Economic cheating

How many times have you heard politicians say slashing regulation will unlock growth?  Strip away “red tape” they say and business will flourish, investment will pour in and prosperity will follow. 

At one time it was the mantra of the right. Now Labour has taken to parroting the same nonsense. Instead of delivering prosperity, deregulation all too often attracts economic parasites and greedy opportunists, the kind of global locusts that sweep down, strip a sector bare and move on. The water industry in England is a classic example.

Put simply, calling for deregulation is lazy politics, often stoked by those who hold power over politicians.

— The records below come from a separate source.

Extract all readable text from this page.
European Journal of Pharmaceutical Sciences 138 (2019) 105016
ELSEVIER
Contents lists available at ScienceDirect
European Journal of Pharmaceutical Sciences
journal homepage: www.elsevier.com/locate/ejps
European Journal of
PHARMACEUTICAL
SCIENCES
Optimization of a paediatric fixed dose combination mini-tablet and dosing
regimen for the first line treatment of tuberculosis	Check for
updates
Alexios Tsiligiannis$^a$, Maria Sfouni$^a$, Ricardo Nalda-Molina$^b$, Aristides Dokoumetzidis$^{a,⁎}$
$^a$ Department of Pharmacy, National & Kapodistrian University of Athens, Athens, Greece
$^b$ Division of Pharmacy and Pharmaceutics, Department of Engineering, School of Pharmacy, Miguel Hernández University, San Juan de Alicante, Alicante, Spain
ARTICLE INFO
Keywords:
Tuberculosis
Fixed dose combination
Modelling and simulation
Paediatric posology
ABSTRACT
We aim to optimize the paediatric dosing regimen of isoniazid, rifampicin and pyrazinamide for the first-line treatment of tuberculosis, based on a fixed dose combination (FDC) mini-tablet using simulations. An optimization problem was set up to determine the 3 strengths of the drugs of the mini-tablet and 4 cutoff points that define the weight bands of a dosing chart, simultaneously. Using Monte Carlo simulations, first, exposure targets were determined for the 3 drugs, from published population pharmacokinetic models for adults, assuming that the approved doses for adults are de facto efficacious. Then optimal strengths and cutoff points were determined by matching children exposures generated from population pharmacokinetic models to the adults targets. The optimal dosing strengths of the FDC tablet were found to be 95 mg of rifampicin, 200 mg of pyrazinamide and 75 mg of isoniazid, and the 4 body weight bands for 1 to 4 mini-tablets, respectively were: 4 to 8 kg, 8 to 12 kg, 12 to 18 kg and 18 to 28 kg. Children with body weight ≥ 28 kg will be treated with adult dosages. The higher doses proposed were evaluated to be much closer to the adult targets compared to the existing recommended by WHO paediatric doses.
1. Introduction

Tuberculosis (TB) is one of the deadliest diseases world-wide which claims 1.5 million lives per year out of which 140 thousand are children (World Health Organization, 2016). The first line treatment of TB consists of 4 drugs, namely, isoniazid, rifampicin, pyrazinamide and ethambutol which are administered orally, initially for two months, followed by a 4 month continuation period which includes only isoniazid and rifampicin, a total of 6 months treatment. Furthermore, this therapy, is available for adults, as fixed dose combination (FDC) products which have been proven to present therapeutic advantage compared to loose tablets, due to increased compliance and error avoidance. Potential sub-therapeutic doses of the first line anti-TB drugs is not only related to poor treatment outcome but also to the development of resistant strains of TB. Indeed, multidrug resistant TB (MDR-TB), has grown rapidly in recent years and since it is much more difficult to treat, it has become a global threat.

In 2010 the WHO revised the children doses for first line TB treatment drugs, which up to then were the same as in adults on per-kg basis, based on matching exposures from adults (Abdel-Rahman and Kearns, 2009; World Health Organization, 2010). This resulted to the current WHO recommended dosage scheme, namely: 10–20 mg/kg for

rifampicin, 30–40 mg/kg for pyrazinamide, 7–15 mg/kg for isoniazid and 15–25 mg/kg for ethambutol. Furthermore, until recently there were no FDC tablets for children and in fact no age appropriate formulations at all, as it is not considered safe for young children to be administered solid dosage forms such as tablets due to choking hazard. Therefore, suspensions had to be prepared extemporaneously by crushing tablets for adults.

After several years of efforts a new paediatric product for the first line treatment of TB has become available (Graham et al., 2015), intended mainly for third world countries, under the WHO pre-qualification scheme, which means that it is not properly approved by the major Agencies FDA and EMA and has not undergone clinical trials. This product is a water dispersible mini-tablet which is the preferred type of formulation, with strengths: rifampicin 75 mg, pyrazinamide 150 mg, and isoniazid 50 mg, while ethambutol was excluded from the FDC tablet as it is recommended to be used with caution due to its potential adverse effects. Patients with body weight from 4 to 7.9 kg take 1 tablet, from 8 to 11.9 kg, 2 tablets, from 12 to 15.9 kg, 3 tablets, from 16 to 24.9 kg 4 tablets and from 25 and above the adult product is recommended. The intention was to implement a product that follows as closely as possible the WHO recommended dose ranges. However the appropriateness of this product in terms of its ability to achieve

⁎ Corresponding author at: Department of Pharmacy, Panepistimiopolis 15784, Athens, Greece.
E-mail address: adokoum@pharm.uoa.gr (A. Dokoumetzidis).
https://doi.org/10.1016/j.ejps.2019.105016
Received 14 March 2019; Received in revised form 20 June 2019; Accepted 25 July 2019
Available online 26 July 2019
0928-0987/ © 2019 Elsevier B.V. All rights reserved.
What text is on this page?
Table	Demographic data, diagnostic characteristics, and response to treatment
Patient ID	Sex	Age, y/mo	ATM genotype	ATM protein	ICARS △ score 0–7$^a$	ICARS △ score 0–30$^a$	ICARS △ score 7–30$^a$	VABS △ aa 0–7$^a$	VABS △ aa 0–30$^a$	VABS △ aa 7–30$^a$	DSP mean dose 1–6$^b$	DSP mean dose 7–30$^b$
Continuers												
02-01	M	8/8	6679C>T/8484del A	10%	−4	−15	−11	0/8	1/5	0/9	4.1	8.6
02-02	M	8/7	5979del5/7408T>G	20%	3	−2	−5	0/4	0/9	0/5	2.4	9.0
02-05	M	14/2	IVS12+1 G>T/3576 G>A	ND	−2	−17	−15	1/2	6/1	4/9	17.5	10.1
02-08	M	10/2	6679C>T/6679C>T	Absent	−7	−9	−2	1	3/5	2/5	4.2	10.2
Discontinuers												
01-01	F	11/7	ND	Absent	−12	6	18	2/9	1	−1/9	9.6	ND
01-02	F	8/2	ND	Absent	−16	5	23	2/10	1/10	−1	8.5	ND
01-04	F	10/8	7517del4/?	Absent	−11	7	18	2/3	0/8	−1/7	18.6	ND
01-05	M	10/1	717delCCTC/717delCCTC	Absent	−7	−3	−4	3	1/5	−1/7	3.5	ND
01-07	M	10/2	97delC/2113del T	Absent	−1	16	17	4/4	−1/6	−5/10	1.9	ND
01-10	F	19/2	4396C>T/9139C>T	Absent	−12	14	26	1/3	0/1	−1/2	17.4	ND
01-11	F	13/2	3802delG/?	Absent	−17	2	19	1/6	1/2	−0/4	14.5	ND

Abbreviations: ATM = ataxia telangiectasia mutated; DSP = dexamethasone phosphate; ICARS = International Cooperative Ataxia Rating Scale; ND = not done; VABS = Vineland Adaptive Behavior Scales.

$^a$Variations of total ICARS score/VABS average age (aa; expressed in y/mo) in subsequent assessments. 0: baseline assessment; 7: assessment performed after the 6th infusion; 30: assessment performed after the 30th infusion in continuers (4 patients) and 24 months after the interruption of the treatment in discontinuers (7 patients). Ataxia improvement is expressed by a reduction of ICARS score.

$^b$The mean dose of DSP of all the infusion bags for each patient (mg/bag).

When regulations are removed (or simply not enforced), corporations don’t suddenly become more productive, or more innovative, or more competitive. Rather they gain the ability to push costs onto others, which invariably means the public sector picks up the bill. Think water again, though there are numerous other examples.

Our government departments and regulators are now so captured by vested interests that the rules get written by those who will benefit most. Draw back the blinds on the Ministry of Defence, Environment, Housing – to name just three government departments – and you see the massive price we are paying as a nation. On a global scale, the financial crisis of 2008 was a failure of regulation.

The damage of deregulation tends to manifest either financially or environmentally. So the next time you hear a minister trumpeting the need to get rid of regulations, ask yourself who will benefit and what the damage will be.

post script:

There are some stupid, pointless regulations, of that there is no doubt. And they should go. But this should not be used as cover for removing valuable protections.